I made my way through 1,100 words of a treatise on how the philosopher Arthur Schopenhauer’s thinking can explain the doldrums of midlife (“How Schopenhauer’s thought can illuminate a midlife crisis") and agreed in many ways with 2,700 words’ worth of “Look at me: why attention-seeking is the defining need of our times” in The Guardian.

In all, my web history from one day lists 53 articles I read, from the involved to the ridiculous.

I learned not only that a Donkey Kong player classed as one of the best in the world had been stripped of his highest scores after it was determined he hadn’t been playing on the video game, but on a Donkey Kong emulator — and why using a game emulator would allow for cheating and higher scores.

And I learned that, in the video game Super Mario, the outlandish red and white ball atop the character Toad is, in fact, part of his head, not a hat.

But these riches can’t last.

It all makes me think of an article on single malt Scotch and the supply and demand equation I read in in the National Post in early January 2016 (“Drink ’em while you got ’em: It’s last call for the old whiskies, a victim of their own success”) by Adam McDowell.

The argument?

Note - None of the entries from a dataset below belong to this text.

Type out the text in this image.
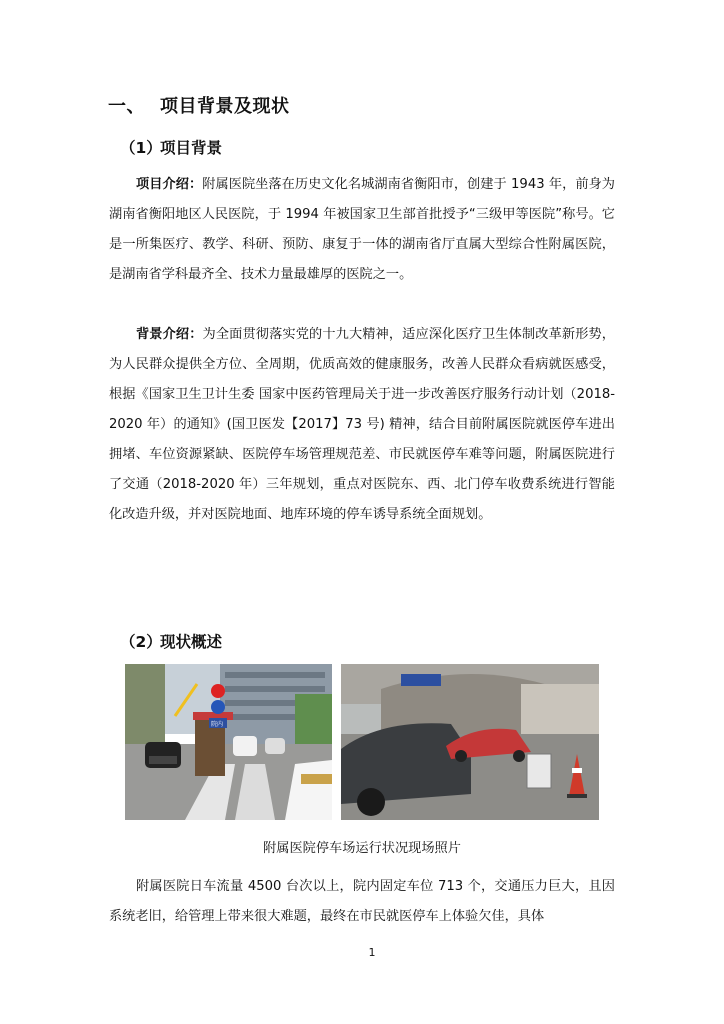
一、 项目背景及现状
（1）项目背景

项目介绍：附属医院坐落在历史文化名城湖南省衡阳市，创建于 1943 年，前身为湖南省衡阳地区人民医院，于 1994 年被国家卫生部首批授予“三级甲等医院”称号。它是一所集医疗、教学、科研、预防、康复于一体的湖南省厅直属大型综合性附属医院，是湖南省学科最齐全、技术力量最雄厚的医院之一。

背景介绍：为全面贯彻落实党的十九大精神，适应深化医疗卫生体制改革新形势，为人民群众提供全方位、全周期，优质高效的健康服务，改善人民群众看病就医感受，根据《国家卫生卫计生委 国家中医药管理局关于进一步改善医疗服务行动计划（2018-2020 年）的通知》(国卫医发【2017】73 号) 精神，结合目前附属医院就医停车进出拥堵、车位资源紧缺、医院停车场管理规范差、市民就医停车难等问题，附属医院进行了交通（2018-2020 年）三年规划，重点对医院东、西、北门停车收费系统进行智能化改造升级，并对医院地面、地库环境的停车诱导系统全面规划。

（2）现状概述
院内
附属医院停车场运行状况现场照片

附属医院日车流量 4500 台次以上，院内固定车位 713 个，交通压力巨大，且因系统老旧，给管理上带来很大难题，最终在市民就医停车上体验欠佳，具体

1
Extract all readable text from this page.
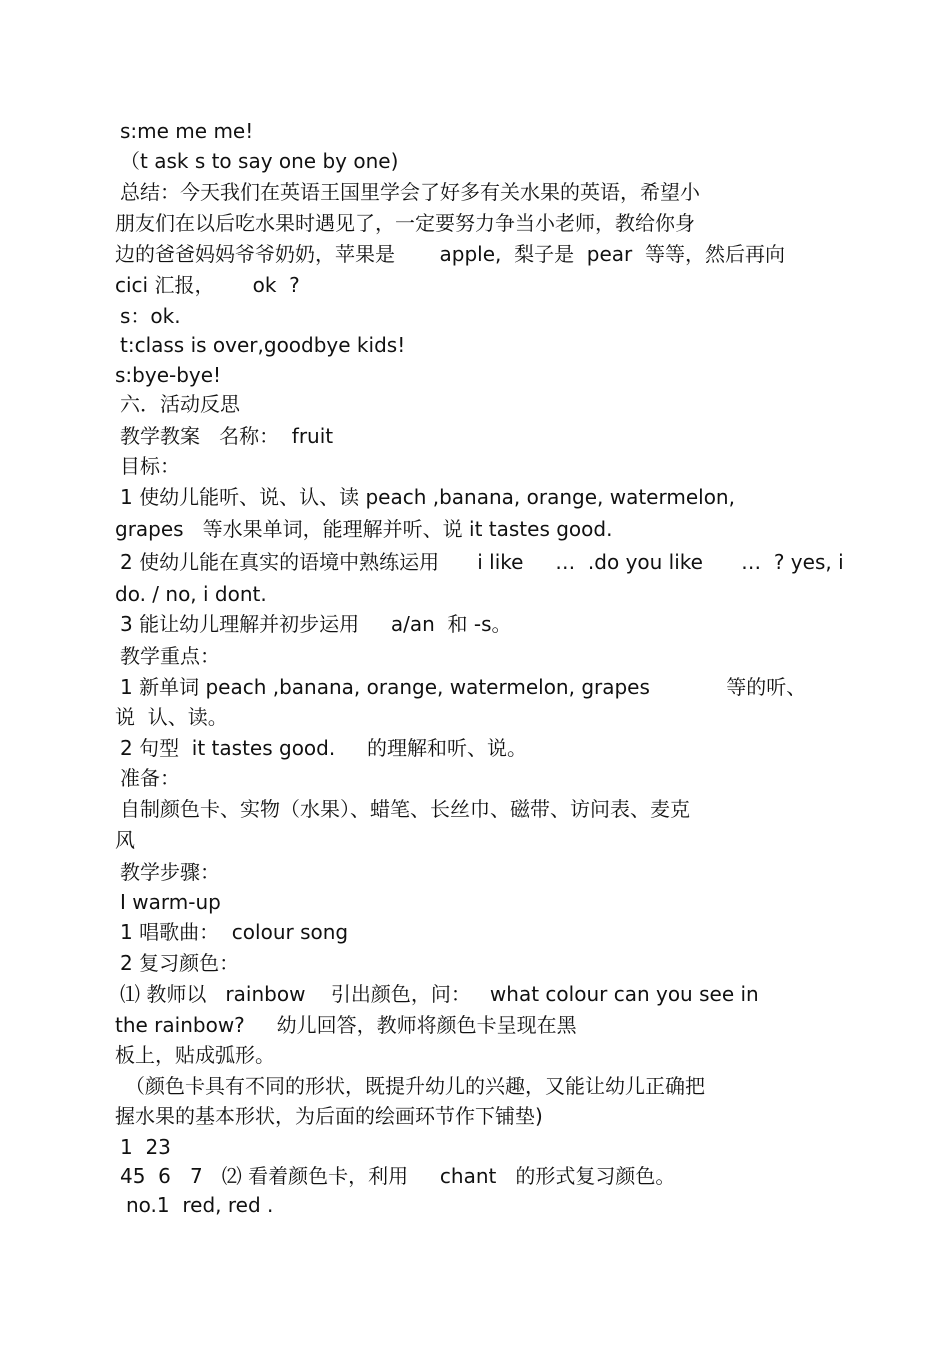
s:me me me!
（t ask s to say one by one)
总结：今天我们在英语王国里学会了好多有关水果的英语，希望小
朋友们在以后吃水果时遇见了，一定要努力争当小老师，教给你身
边的爸爸妈妈爷爷奶奶，苹果是       apple,  梨子是  pear  等等，然后再向
cici 汇报，      ok  ?
s：ok.
t:class is over,goodbye kids!
s:bye-bye!
六．活动反思
教学教案   名称：  fruit
目标：
1 使幼儿能听、说、认、读 peach ,banana, orange, watermelon,
grapes   等水果单词，能理解并听、说 it tastes good.
2 使幼儿能在真实的语境中熟练运用      i like     …  .do you like      …  ? yes, i
do. / no, i dont.
3 能让幼儿理解并初步运用     a/an  和 -s。
教学重点：
1 新单词 peach ,banana, orange, watermelon, grapes            等的听、
说  认、读。
2 句型  it tastes good.     的理解和听、说。
准备：
自制颜色卡、实物（水果）、蜡笔、长丝巾、磁带、访问表、麦克
风
教学步骤：
I warm-up
1 唱歌曲：  colour song
2 复习颜色：
⑴ 教师以   rainbow    引出颜色，问：   what colour can you see in
the rainbow?     幼儿回答，教师将颜色卡呈现在黑
板上，贴成弧形。
（颜色卡具有不同的形状，既提升幼儿的兴趣，又能让幼儿正确把
握水果的基本形状，为后面的绘画环节作下铺垫)
1  23
45  6   7   ⑵ 看着颜色卡，利用     chant   的形式复习颜色。
no.1  red, red .
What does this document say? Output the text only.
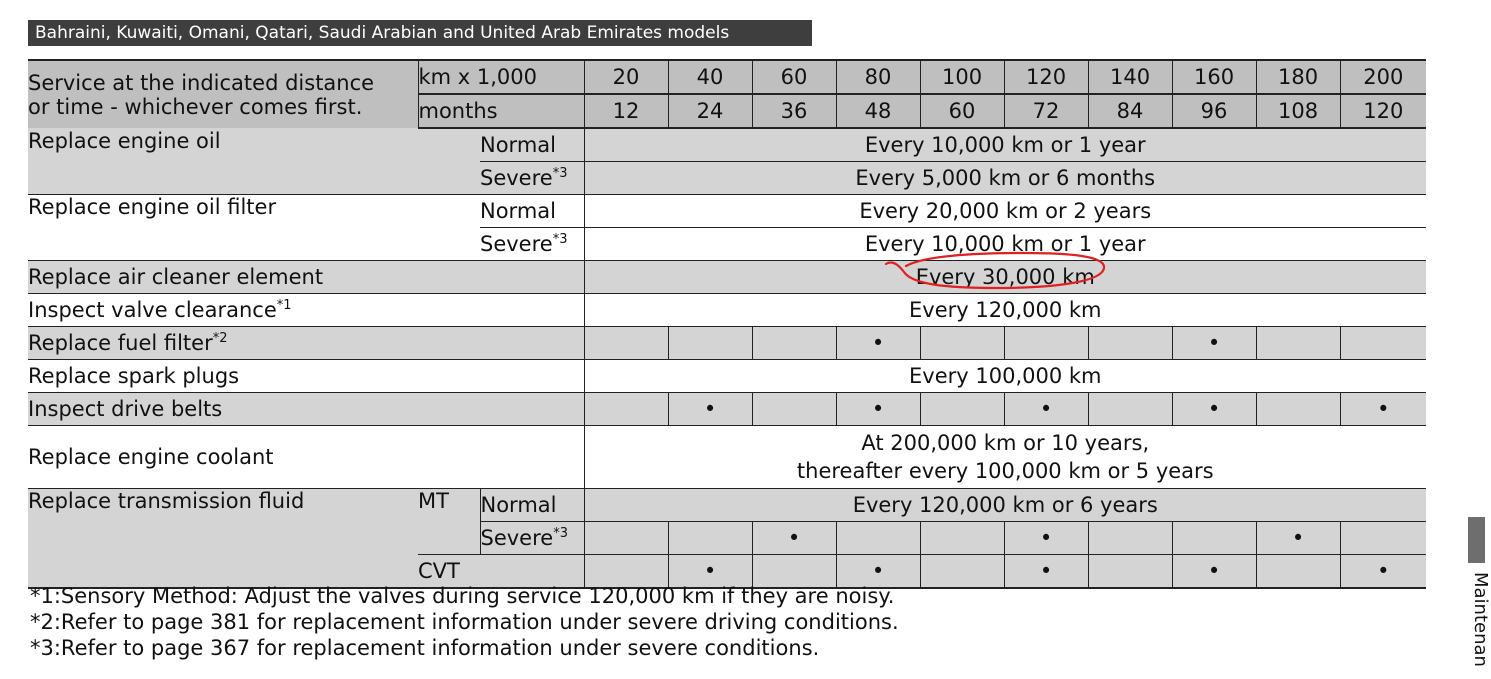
Bahraini, Kuwaiti, Omani, Qatari, Saudi Arabian and United Arab Emirates models
Service at the indicated distance
or time - whichever comes first.	km x 1,000		20	40	60	80	100	120	140	160	180	200
	months		12	24	36	48	60	72	84	96	108	120
Replace engine oil		Normal	Every 10,000 km or 1 year									
		Severe$^{*3}$	Every 5,000 km or 6 months									
Replace engine oil filter		Normal	Every 20,000 km or 2 years									
		Severe$^{*3}$	Every 10,000 km or 1 year									
Replace air cleaner element			Every 30,000 km									
Inspect valve clearance$^{*1}$			Every 120,000 km									
Replace fuel filter$^{*2}$						•				•		
Replace spark plugs			Every 100,000 km									
Inspect drive belts				•		•		•		•		•
Replace engine coolant			At 200,000 km or 10 years,
thereafter every 100,000 km or 5 years									
Replace transmission fluid	MT	Normal	Every 120,000 km or 6 years									
		Severe$^{*3}$			•			•			•	
	CVT			•		•		•		•		•
*1:Sensory Method: Adjust the valves during service 120,000 km if they are noisy.
*2:Refer to page 381 for replacement information under severe driving conditions.
*3:Refer to page 367 for replacement information under severe conditions.	Maintenan
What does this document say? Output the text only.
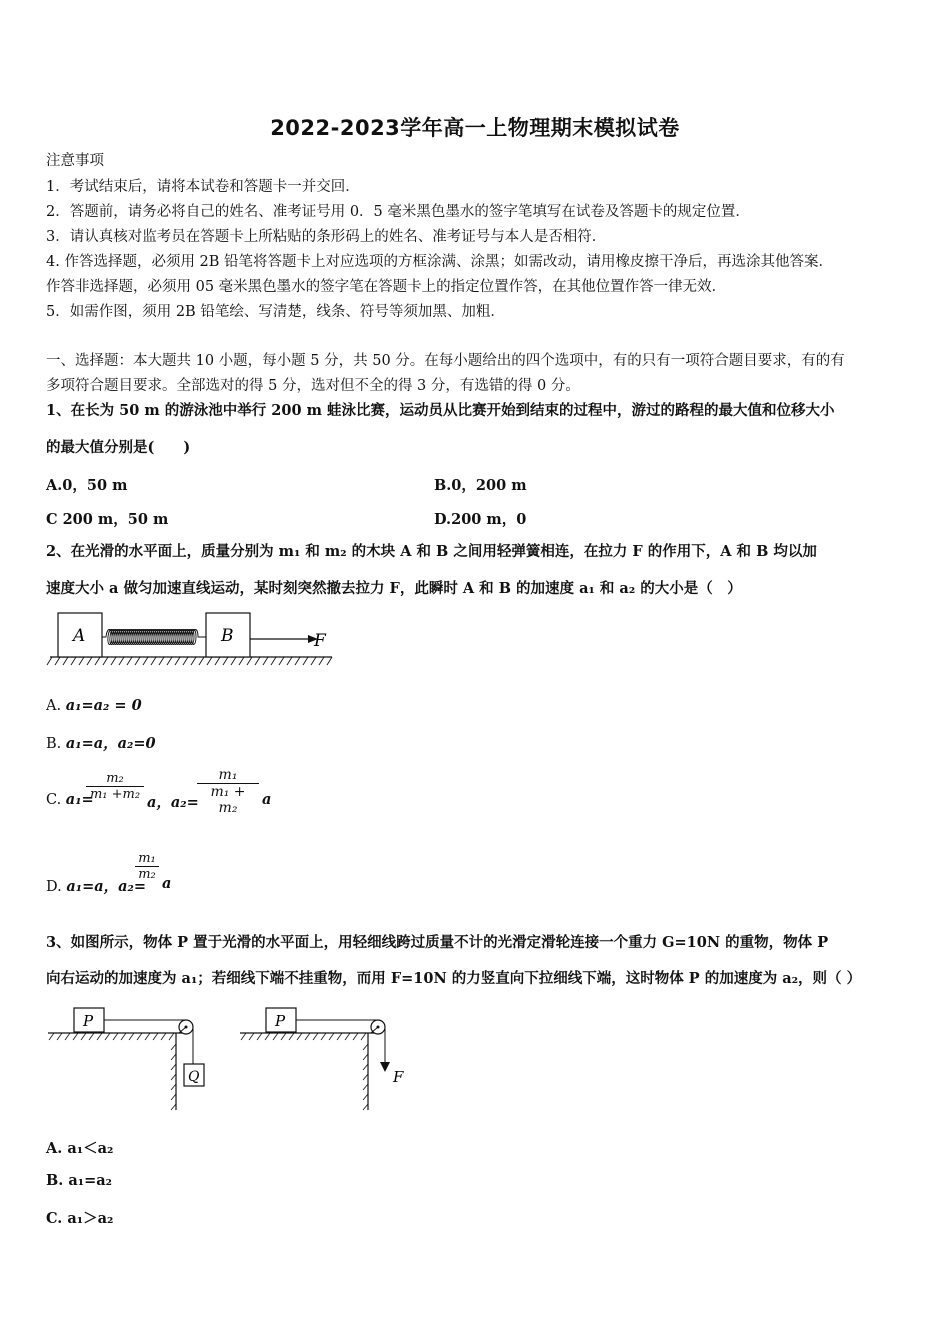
2022-2023学年高一上物理期末模拟试卷
注意事项
1．考试结束后，请将本试卷和答题卡一并交回．
2．答题前，请务必将自己的姓名、准考证号用 0．5 毫米黑色墨水的签字笔填写在试卷及答题卡的规定位置．
3．请认真核对监考员在答题卡上所粘贴的条形码上的姓名、准考证号与本人是否相符．
4. 作答选择题，必须用 2B 铅笔将答题卡上对应选项的方框涂满、涂黑；如需改动，请用橡皮擦干净后，再选涂其他答案．
作答非选择题，必须用 05 毫米黑色墨水的签字笔在答题卡上的指定位置作答，在其他位置作答一律无效．
5．如需作图，须用 2B 铅笔绘、写清楚，线条、符号等须加黑、加粗．
一、选择题：本大题共 10 小题，每小题 5 分，共 50 分。在每小题给出的四个选项中，有的只有一项符合题目要求，有的有
多项符合题目要求。全部选对的得 5 分，选对但不全的得 3 分，有选错的得 0 分。
1、在长为 50 m 的游泳池中举行 200 m 蛙泳比赛，运动员从比赛开始到结束的过程中，游过的路程的最大值和位移大小
的最大值分别是(　　)
A.0，50 m	B.0，200 m
C 200 m，50 m	D.200 m，0
2、在光滑的水平面上，质量分别为 m₁ 和 m₂ 的木块 A 和 B 之间用轻弹簧相连，在拉力 F 的作用下，A 和 B 均以加
速度大小 a 做匀加速直线运动，某时刻突然撤去拉力 F，此瞬时 A 和 B 的加速度 a₁ 和 a₂ 的大小是（　）
A	B	F
A. a₁=a₂ = 0
B. a₁=a，a₂=0
C. a₁=
$\frac{\text{m₂}}{\text{m₁ +m₂}}$
a，a₂=
$\frac{\text{m₁}}{\text{m₁ + m₂}}$ a
D. a₁=a，a₂=
$\frac{\text{m₁}}{\text{m₂}}$
a
3、如图所示，物体 P 置于光滑的水平面上，用轻细线跨过质量不计的光滑定滑轮连接一个重力 G=10N 的重物，物体 P
向右运动的加速度为 a₁；若细线下端不挂重物，而用 F=10N 的力竖直向下拉细线下端，这时物体 P 的加速度为 a₂，则（ ）
P
Q
P
F
A. a₁＜a₂
B. a₁=a₂
C. a₁＞a₂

That this is the golden age of single malts, but that it can’t last. With so many people seeking out rare whiskies, and with limited stocks and long lead-times to mature the spirits, whiskies that are affordable now will disappear from the market, as those with money drive up prices.

I think something of the reverse could happen in the golden age of information.

Information may have more reach than ever before, but people are often loath to pay even pennies for work that costs real money to produce. And without that money, the same kind of work can’t continue to be done.

Oh, and back to the Earth’s magnetic poles flipping?

I also read this week about the impending switch of the north and south magnetic poles — along with the suggestion that a coming switch could weaken the Earth’s magnetic field and allow solar flares to disrupt everything from long-term communication to power grids.

So maybe it’s all moot, anyway. But keep reading.